I'm making a library and I'm thinking of unit testing the utility functions. The way my unit test would work is by calling the function, then doing CRUD operations on it and seeing if it works.
Is this a good idea, or does this count as doing the testing for the MongoDB package I am using?
If this would test the utility functions in your library (rather than an imported library), then it's a fine idea. Finding problems there before running larger tests would save debugging time.
As a matter of perspective, I'd call this a configuration test, not a unit test since it'd mainly detect configuration problems with the MongoDB server and the network. It's neither a "small test" nor a "fast test" since it depends on a separate server. (The terms matters for communication, to keep each type of test good at its particular purpose, and to decide when to run each test.)
If you want to isolate a test of your library from MongoDB configuration and network problems, a good technique is to mock out its access to the MongoDB server or else to test against an in-memory MongoDB server. This also speeds up the test so it becomes a "fast test" that's fine to run every time on every code change.

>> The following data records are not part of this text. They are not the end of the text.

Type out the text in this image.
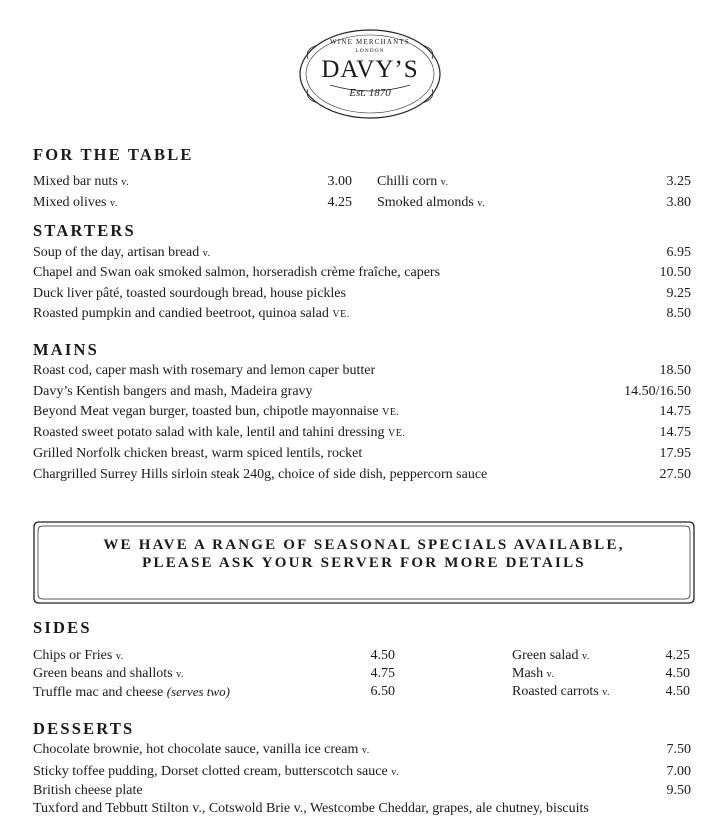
WINE MERCHANTS
LONDON
DAVY’S
Est. 1870
FOR THE TABLE
Mixed bar nuts v.	3.00
Mixed olives v.	4.25
Chilli corn v.	3.25
Smoked almonds v.	3.80
STARTERS
Soup of the day, artisan bread v.	6.95
Chapel and Swan oak smoked salmon, horseradish crème fraîche, capers	10.50
Duck liver pâté, toasted sourdough bread, house pickles	9.25
Roasted pumpkin and candied beetroot, quinoa salad VE.	8.50
MAINS
Roast cod, caper mash with rosemary and lemon caper butter	18.50
Davy’s Kentish bangers and mash, Madeira gravy	14.50/16.50
Beyond Meat vegan burger, toasted bun, chipotle mayonnaise VE.	14.75
Roasted sweet potato salad with kale, lentil and tahini dressing VE.	14.75
Grilled Norfolk chicken breast, warm spiced lentils, rocket	17.95
Chargrilled Surrey Hills sirloin steak 240g, choice of side dish, peppercorn sauce	27.50
WE HAVE A RANGE OF SEASONAL SPECIALS AVAILABLE,
PLEASE ASK YOUR SERVER FOR MORE DETAILS
SIDES
Chips or Fries v.	4.50
Green beans and shallots v.	4.75
Truffle mac and cheese (serves two)	6.50
Green salad v.	4.25
Mash v.	4.50
Roasted carrots v.	4.50
DESSERTS
Chocolate brownie, hot chocolate sauce, vanilla ice cream v.	7.50
Sticky toffee pudding, Dorset clotted cream, butterscotch sauce v.	7.00
British cheese plate	9.50
Tuxford and Tebbutt Stilton v., Cotswold Brie v., Westcombe Cheddar, grapes, ale chutney, biscuits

If you're asking about testing the MongoDB server itself, then I'd call that an acceptance test. The purpose of acceptance testing is to test requirements on MongoDB that your project depends on, e.g. to catch problems for your project introduced by new releases of MongoDB. Server changes aren't always compatible, or perhaps your project depended on details that it shouldn't. This is a good place for tests of MongoDB semantics that caused past problems for your project.